24.2 If the Dispute is not resolved within 40 days after service of the ADR notice, or either party fails to participate or to continue to participate in the mediation before the expiration of the said period of 40 days, or the mediation terminates before the expiration of the said period of 40 days, the Dispute shall be finally resolved by the courts of Scotland in accordance with clause 26 (Jurisdiction).
24.3 Nothing in this this clause 24 shall limit or prevent a party from taking action as necessary to protect or preserve its legal and property rights.
25 GOVERNING LAW
These terms and any dispute or claim (including non-contractual disputes or claims) arising out of or in connection with it or its subject matter or formation shall be governed by and construed in accordance with the law of Scotland.
26 JURISDICTION
Each party irrevocably agrees that the courts of Scotland shall have exclusive jurisdiction to settle any dispute or claim (including non-contractual disputes or claims) arising out of or in connection with these terms or its subject matter or formation.
These terms have been entered into on the date stated at the beginning of it.

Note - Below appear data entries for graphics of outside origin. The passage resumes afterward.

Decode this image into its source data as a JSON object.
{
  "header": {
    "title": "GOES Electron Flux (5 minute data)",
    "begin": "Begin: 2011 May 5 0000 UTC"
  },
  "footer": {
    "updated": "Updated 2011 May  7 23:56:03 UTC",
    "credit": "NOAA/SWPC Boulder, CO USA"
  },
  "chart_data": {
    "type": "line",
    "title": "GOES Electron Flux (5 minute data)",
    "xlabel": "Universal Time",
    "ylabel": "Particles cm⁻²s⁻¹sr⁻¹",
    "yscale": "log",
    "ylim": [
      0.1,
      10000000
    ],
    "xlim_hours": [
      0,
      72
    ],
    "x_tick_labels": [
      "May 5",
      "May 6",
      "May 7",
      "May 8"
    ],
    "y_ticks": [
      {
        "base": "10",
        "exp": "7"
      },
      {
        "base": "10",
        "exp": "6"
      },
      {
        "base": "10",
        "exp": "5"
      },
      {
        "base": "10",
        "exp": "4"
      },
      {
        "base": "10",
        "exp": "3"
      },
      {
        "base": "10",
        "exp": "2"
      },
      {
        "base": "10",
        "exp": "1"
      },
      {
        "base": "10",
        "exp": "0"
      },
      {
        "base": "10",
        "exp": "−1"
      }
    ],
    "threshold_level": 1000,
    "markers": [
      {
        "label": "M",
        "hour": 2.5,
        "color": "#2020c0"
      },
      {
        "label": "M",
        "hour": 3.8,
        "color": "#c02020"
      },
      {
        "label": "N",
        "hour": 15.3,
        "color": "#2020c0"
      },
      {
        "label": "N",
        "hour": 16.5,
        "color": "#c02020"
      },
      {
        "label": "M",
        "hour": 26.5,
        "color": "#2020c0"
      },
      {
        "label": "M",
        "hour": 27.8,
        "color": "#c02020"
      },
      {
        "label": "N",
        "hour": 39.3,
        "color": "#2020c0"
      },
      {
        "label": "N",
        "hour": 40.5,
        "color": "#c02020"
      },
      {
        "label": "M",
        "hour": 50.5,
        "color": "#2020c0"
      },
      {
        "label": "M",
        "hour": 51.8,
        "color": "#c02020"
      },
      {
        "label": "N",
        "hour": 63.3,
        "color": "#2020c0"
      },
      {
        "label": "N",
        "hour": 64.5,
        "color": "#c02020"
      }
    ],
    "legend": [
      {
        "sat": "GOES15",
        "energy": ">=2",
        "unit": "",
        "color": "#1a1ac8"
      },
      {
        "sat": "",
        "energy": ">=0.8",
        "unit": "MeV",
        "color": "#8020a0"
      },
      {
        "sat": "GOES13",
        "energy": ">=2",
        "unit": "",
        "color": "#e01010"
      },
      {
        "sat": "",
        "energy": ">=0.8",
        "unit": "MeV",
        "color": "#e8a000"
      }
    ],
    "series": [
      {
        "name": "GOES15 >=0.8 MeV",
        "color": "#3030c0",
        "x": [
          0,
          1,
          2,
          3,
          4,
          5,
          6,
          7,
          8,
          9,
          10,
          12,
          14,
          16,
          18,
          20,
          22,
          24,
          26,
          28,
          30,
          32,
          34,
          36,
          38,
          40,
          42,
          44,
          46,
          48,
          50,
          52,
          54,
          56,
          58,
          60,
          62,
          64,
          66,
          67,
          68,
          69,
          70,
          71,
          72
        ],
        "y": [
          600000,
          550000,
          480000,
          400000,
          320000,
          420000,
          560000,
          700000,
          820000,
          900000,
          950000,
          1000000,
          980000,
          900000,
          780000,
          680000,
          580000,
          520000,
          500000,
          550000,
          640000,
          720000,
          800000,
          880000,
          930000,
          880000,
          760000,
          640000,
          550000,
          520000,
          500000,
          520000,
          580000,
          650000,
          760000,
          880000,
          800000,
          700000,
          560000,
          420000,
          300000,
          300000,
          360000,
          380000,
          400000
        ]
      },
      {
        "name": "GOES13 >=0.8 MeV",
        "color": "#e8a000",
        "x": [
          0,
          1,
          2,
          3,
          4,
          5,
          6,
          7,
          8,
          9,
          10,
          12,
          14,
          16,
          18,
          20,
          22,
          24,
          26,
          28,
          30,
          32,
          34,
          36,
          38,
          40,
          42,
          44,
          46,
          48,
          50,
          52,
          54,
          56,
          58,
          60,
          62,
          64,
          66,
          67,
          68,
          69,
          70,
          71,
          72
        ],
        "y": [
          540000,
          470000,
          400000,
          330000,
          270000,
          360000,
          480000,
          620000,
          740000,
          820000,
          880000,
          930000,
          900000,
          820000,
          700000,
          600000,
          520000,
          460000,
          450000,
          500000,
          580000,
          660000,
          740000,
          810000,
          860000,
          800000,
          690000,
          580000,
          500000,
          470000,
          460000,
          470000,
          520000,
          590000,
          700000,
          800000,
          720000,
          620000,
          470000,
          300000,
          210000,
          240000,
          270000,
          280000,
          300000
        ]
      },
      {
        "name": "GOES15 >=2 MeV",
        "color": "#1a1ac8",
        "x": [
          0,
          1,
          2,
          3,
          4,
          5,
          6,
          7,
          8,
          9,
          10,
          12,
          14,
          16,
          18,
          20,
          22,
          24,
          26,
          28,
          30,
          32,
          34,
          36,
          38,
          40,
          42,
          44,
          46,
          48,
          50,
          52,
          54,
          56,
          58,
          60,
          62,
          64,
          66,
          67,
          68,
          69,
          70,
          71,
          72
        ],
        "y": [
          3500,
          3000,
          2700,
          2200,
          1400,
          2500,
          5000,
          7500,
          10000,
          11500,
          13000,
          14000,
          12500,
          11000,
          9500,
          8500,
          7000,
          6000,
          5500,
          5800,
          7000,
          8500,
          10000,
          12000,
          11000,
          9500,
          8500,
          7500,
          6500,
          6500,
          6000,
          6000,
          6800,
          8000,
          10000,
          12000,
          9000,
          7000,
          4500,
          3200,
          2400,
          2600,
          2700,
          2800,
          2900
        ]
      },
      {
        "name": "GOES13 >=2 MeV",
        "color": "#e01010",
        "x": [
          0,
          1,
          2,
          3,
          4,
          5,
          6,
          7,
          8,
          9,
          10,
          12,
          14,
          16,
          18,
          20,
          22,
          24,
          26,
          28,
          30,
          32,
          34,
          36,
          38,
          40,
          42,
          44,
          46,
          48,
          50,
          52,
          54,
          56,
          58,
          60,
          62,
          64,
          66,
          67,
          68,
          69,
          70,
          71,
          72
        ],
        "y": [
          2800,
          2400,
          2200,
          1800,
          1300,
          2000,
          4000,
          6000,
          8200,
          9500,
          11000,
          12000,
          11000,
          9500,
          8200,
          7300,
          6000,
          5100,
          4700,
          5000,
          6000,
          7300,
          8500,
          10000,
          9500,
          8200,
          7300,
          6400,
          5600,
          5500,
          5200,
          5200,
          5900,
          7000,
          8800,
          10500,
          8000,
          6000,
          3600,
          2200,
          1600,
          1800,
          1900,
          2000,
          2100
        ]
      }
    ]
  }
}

Schedule 1 – Testing Deliverables formats
The Testing Reports can be delivered in one of the following formats at the request of the Customer.
1 Test Report signed by a Test engineer:
(a) A comprehensive Testing Report signed by the Test engineer who performed the test.
(b) This Testing Report will:
(i) confirm the specific standard that the Test was conducted in accordance with; and
(ii) will state that the test equipment used in the Test was calibrated.
(c) The Testing Report will affirm adherence to specified standards and calibration of equipment, it will not constitute an accredited test report, as Crover is not a UKAS accredited laboratory.
2 Pre-populated Testing Report template:
(a) The Testing Report will be in the form of a populated Testing Report template containing the results of the Test(s).
(b) This template can be edited and signed by the client themselves or by a professional of their choice. The edits that can be made are limited to logo, company name, address, representative’s name and signature.
3 Summary of Test results:
(a) In the event that no specific test report option is chosen by the Customer, Crover will provide a summary of the Test results.
(b) This summary may include indicators such as PASS/FAIL or relevant measured values for the specific Test.